In his sophomore year at the University of the District of Columbia, Bennett and fellow student Alfonzo Pittman discovered clowning as a way to earn extra money. "We sort of started clowning by mistake," he recalled. When they were asked to perform in a Special Olympics parade, Bennett said, "We were pretty happy-go-lucky, so we said 'sure, why not.' " That performance led to another when a woman at the parade asked them to perform at her daughter's birthday party.
"We went and didn't really know what we were doing, but just had fun," he said. After the first show, he and Pittman developed an act complete with magic tricks, animal balloons and a cake ceremony.
The new business sprung from parties as each party led to another.
Clowning proved profitable for the students from the beginning: In the first year, they made a healthy $12,000, enough to pay for books and to buy a car for Bennett. When Pittman left the business to pursue a career in teaching, Bennett stayed with the idea working weekends and some weekday afternoons. He estimates that his clownlighting now makes him about $20,000 a year.
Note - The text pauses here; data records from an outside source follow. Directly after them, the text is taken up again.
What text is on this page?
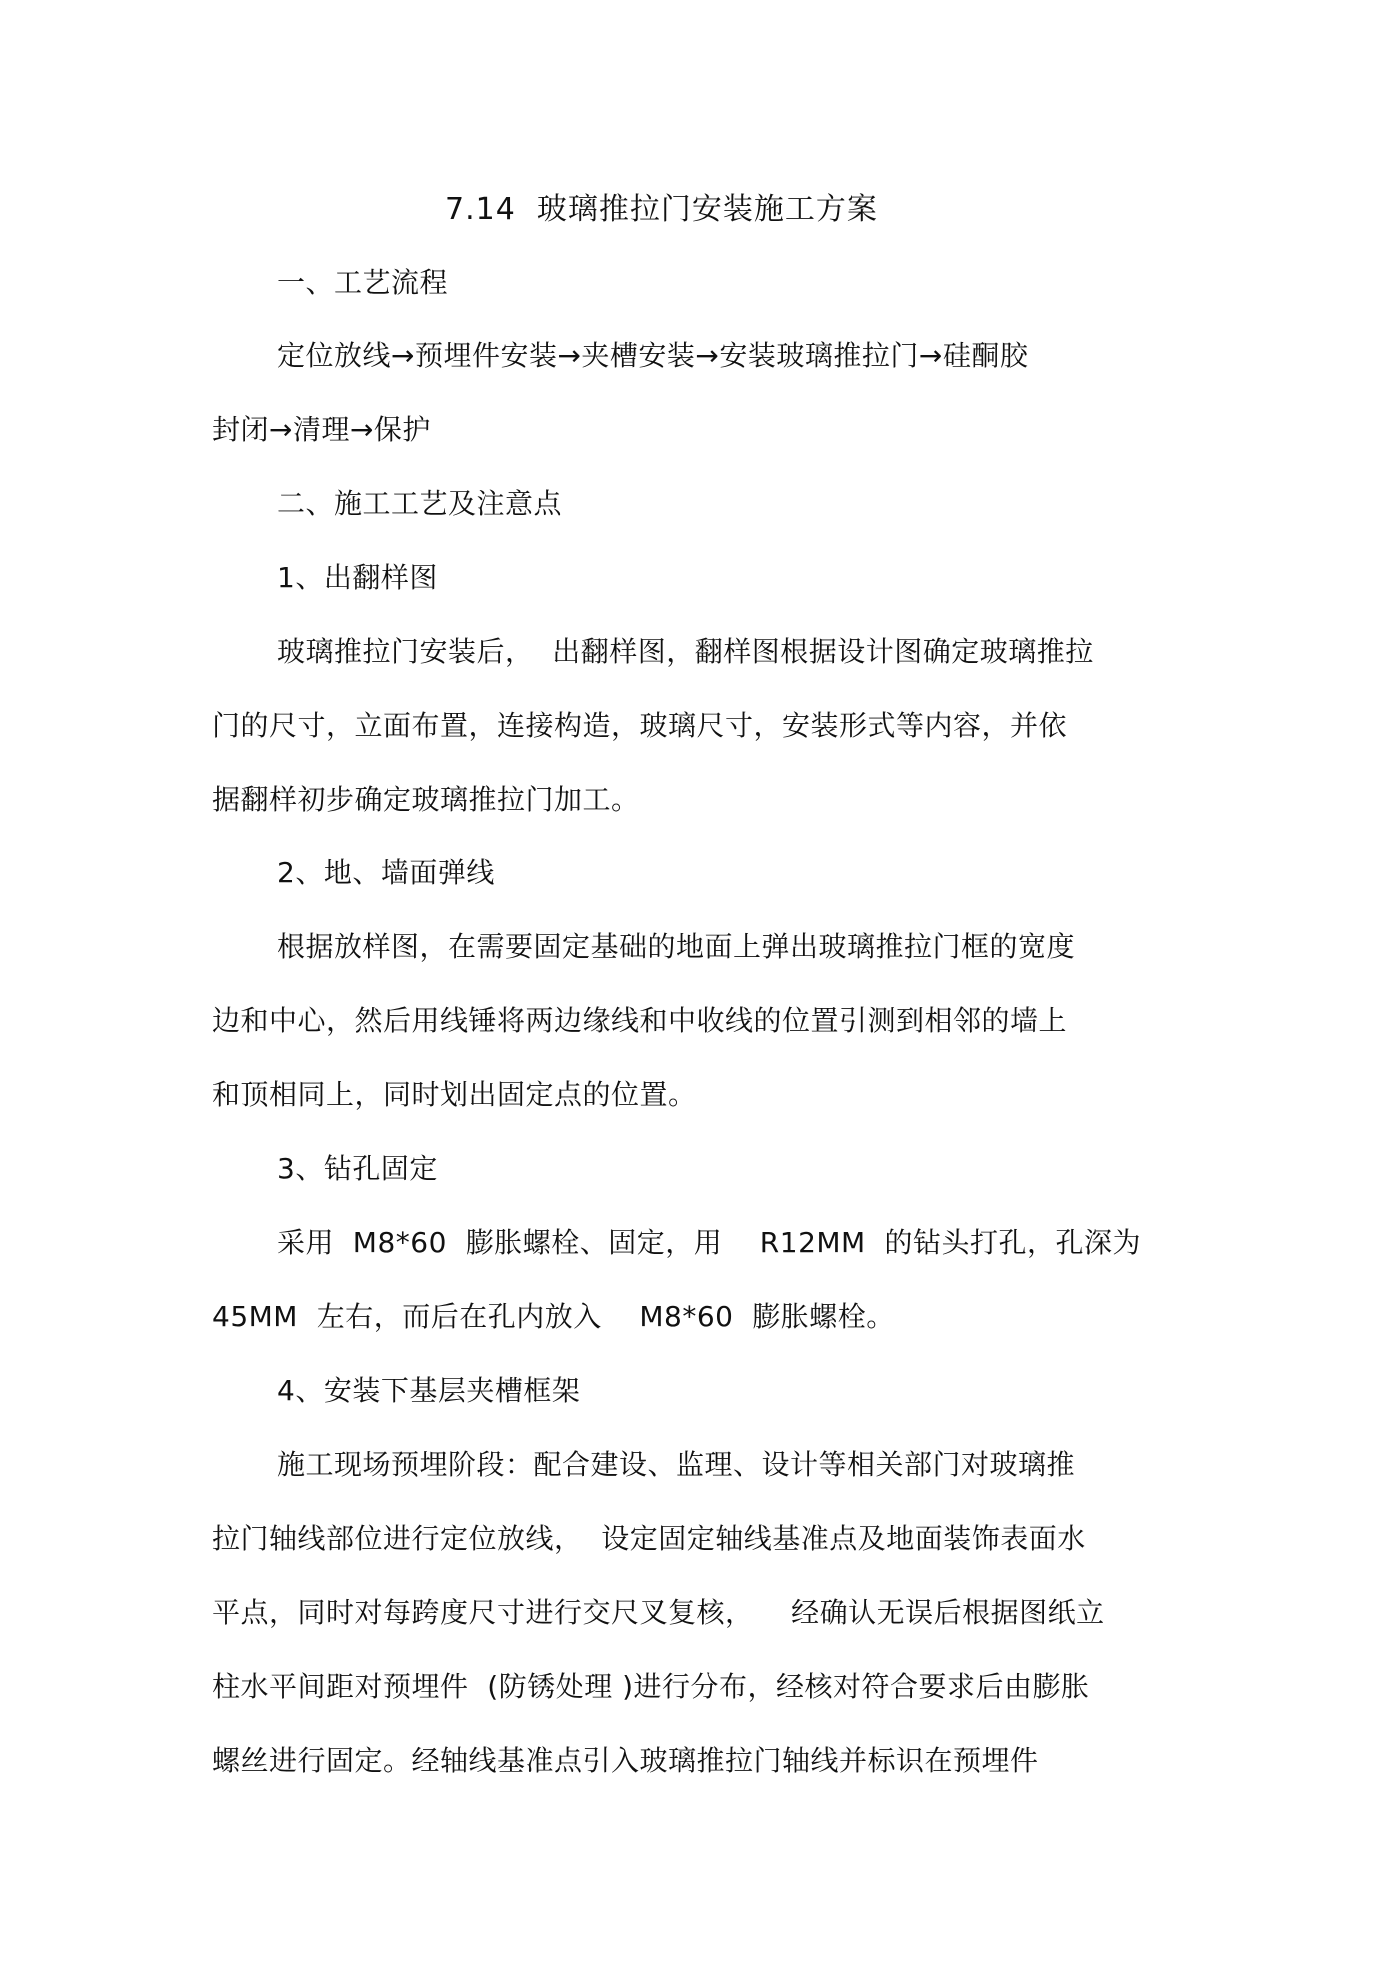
7.14  玻璃推拉门安装施工方案
一、工艺流程
定位放线→预埋件安装→夹槽安装→安装玻璃推拉门→硅酮胶
封闭→清理→保护
二、施工工艺及注意点
1、出翻样图
玻璃推拉门安装后，  出翻样图，翻样图根据设计图确定玻璃推拉
门的尺寸，立面布置，连接构造，玻璃尺寸，安装形式等内容，并依
据翻样初步确定玻璃推拉门加工。
2、地、墙面弹线
根据放样图，在需要固定基础的地面上弹出玻璃推拉门框的宽度
边和中心，然后用线锤将两边缘线和中收线的位置引测到相邻的墙上
和顶相同上，同时划出固定点的位置。
3、钻孔固定
采用  M8*60  膨胀螺栓、固定，用    R12MM  的钻头打孔，孔深为
45MM  左右，而后在孔内放入    M8*60  膨胀螺栓。
4、安装下基层夹槽框架
施工现场预埋阶段：配合建设、监理、设计等相关部门对玻璃推
拉门轴线部位进行定位放线，  设定固定轴线基准点及地面装饰表面水
平点，同时对每跨度尺寸进行交尺叉复核，    经确认无误后根据图纸立
柱水平间距对预埋件  (防锈处理 )进行分布，经核对符合要求后由膨胀
螺丝进行固定。经轴线基准点引入玻璃推拉门轴线并标识在预埋件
He performs every weekend and two or three evenings during the week.
"When I first started, I had the traditional white face and plaid jacket," he said. Then as he learned more about clowning and his audience, he changed his outfit and modified his makeup.
"I want the children to see that I'm a black clown. It defeats the purpose if I have a white face," Bennett said. "My children don't see clowns too often, so they get really excited and I look at myself as being a role model -- not that they will grow up to be clowns; I don't need the competition," he laughed. But he encourages young people in his audiences to start their own businesses.
Bennett, 24, is the son of an Air Force researcher whose position with the space program took the family to live in several American cities and Okinawa, Japan. He graduated from Ballou High School in Southeast Washington.
As a computer information major at UDC with classes in marketing, finance and statistics, Bennett was searching for ways to put his formal business training to use. Upon graduation, he took a job with TRW, a major communications and defense firm, where he is a computer troubleshooter and analyzes computer information systems. He is working on a TRW assignment at Andrews Air Force Base.
Although birthday parties are still the mainstay of Bennett's clown business, events come along occasionally to pose new challenges to his performance routine.
Bennett seemed particularly worried about an upcoming show at a nursing home, wondering how long magic tricks would hold the interest of the elderly audience.
"I think I'll learn some songs from their era and some gospel songs," he said.
Sure to draw a crowd when he's in clown costume, Bennett parlays the attention into publicity for his business, ceaselessly passing out business cards and fliers. "I expect to get all that attention," he said. "Everyone loves a clown. People come to us."
"I want to take it on full time," he says. "Take it to the top." Bennett has as a long-range goal to star in a local television show, "like the old "Bozo" show. But that's way off in the future," he said. "Way, way off."
For now, he takes it one show at a time.